Mais ce n’est que dans une semaine qu’on pourra tirer le bilan d’un festival qui veut présenter de la qualité cinématographique, sans invités de marque, sans réceptions somptueuses qui vident le budget. Est-ce que le public va accepter simplement de venir voir des films, comme il le fait 365 jours par an? N’a-t-il pas aussi le droit comme les Cannois ou les Berlinois de jeter un coup d’œil p.ex. sur Clint Eastwood, ce nom de star qui plane comme un spectre sur les festivals luxembourgeois depuis la première édition du Diractors?

Comme film d’ouverture les organisateurs avaient choisi «Life In A Day», un documentaire de Kevin Macdonald, produit par les frères Ridley et Tony Scott. Le coproducteur du film Jack Arbuthnott a expliqué que l’idée était de demander aux gens de filmer leur journée du samedi 24 juillet 2010 et d’envoyer leurs vidéos au site internet Youtube qui a aussi participé à la production de ce documentaire. Plus de 4500 heures de film ont été visionnées et les scènes les plus intéressantes ont été montées pour finalement donner ce film spécial.

«Life In A Day» commence dans la nuit pour continuer sur l’éveil de la population mondiale. Des images venant de plus de 190 pays montrent les gens au travail, dans leurs loisirs, racontant leurs peurs ou montrant le contenu de leurs poches. Le tout est monté d’une manière sublime, avec une musique particulière (Harry Gregson-Williams et Matthew Herbert) qui souligne souvent l’atmosphère particulière. La première partie est assez originale, avec des moments drôles, et un fil conducteur, la chronologie d’une journée sur la planète terre. Malheureusement, le rythme se perd dans le dernier tiers du film de 90 minutes, avec des passages où des personnes racontent leurs problèmes amoureux ou existentiels, en somme des propos sans intérêt dans le contexte initial du film.

Les films les plus intéressants

Rappelons qu’une partie de ce festival est destinée à un jeune public. Le Crazy Cinématographe dressera son chapiteau sur la place du Théâtre du 2 au 5 mai et proposera un programme spécial avec des films muets du début du 20ième siècle pour enfants.

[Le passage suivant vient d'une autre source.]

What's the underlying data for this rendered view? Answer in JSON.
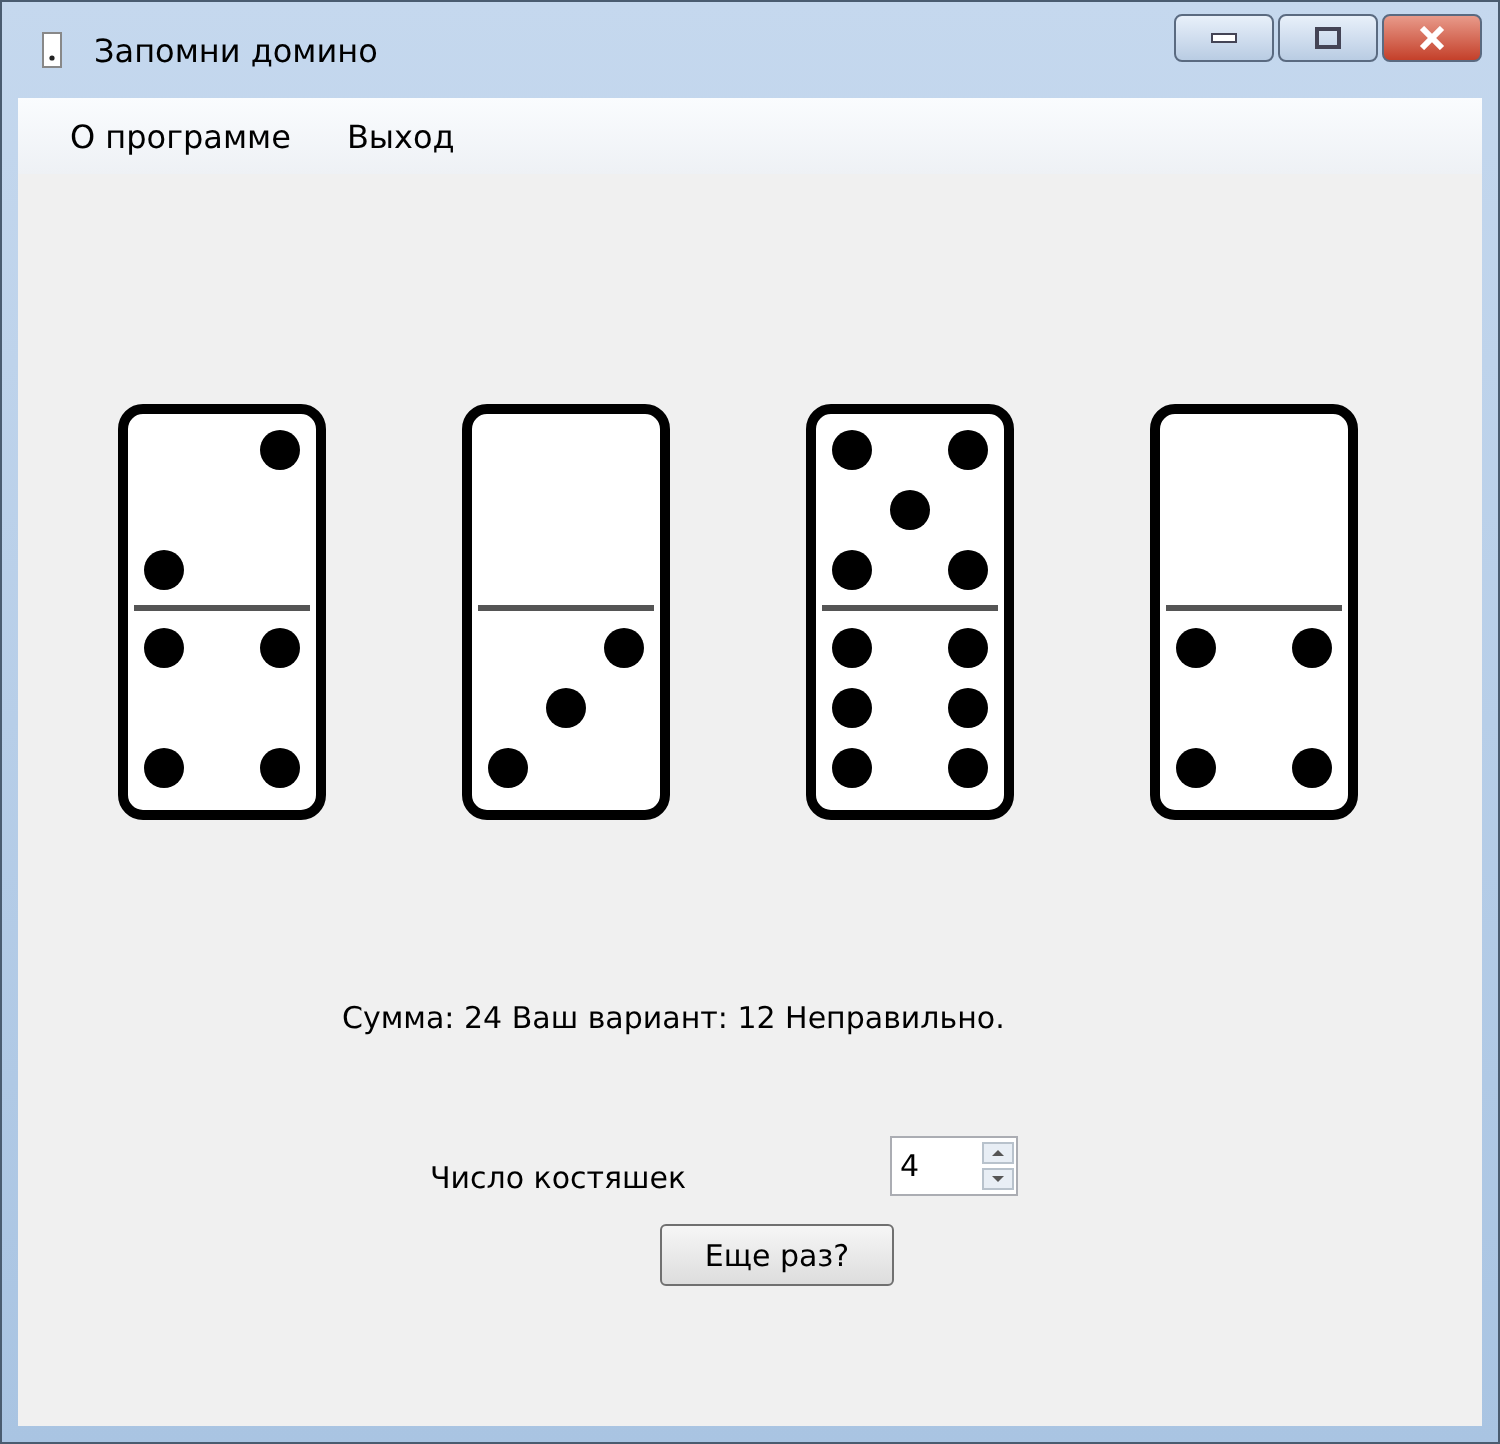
{
  "window": {
    "title": "Запомни домино"
  },
  "menu": [
    "О программе",
    "Выход"
  ],
  "dominoes": [
    {
      "top": {
        "kind": "two"
      },
      "bottom": {
        "kind": "four"
      }
    },
    {
      "top": {
        "kind": "blank"
      },
      "bottom": {
        "kind": "three"
      }
    },
    {
      "top": {
        "kind": "five"
      },
      "bottom": {
        "kind": "six"
      }
    },
    {
      "top": {
        "kind": "blank"
      },
      "bottom": {
        "kind": "four"
      }
    }
  ],
  "result": "Сумма: 24 Ваш вариант: 12 Неправильно.",
  "count": {
    "label": "Число костяшек",
    "value": "4"
  },
  "button": "Еще раз?"
}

Les jeunes pourront aussi découvrir les documentaires «Catfish» et «Restrepo» ou les films de fiction «Elephant», «Suicide Club» et «Same Same But Different».

Dans la section «Hot Docs», on pourra découvrir les documentaires. «Cave Of Forgotten Dreams» en 3D, «Oil City Confidential», «This Prison Where I Live» et «We Might As Well Fail», un film luxembourgeois sur la scène rock du Grand-Duché de Govinda Van Maele.

Dans la section «The Balkans» sont programmés «Cirkus Colombia», «Naputu» (Le choix de Luna), «Klopka» (Le piège) et «Snijeg» (Premières neiges).

Dans la sélection «Discover Selected», on pourra retenir «Bibliothèque Pascal», «Blue Valentine», «Kynodontas» (Canine), «Rundskop» (Tête de Bœuf), «Jûsan-nin no shikaku» (13 Assassins), «Mein Bester Feind», une coproduction allemande-luxembourgeoise, «Jodaeiye Nader az Simin» (Nader et Simin: Une séparation), «Sykt lykkelig» (Happy Happy).

La soirée de clôture du festival est notamment réservée aux courts métrages luxembourgeois: «Double saut» de Laura Schroeder, «Der Solist» de Pierre Hansen et «Rose et Violet» de Claude Grosch et Luc Otter y fêteront leurs premières.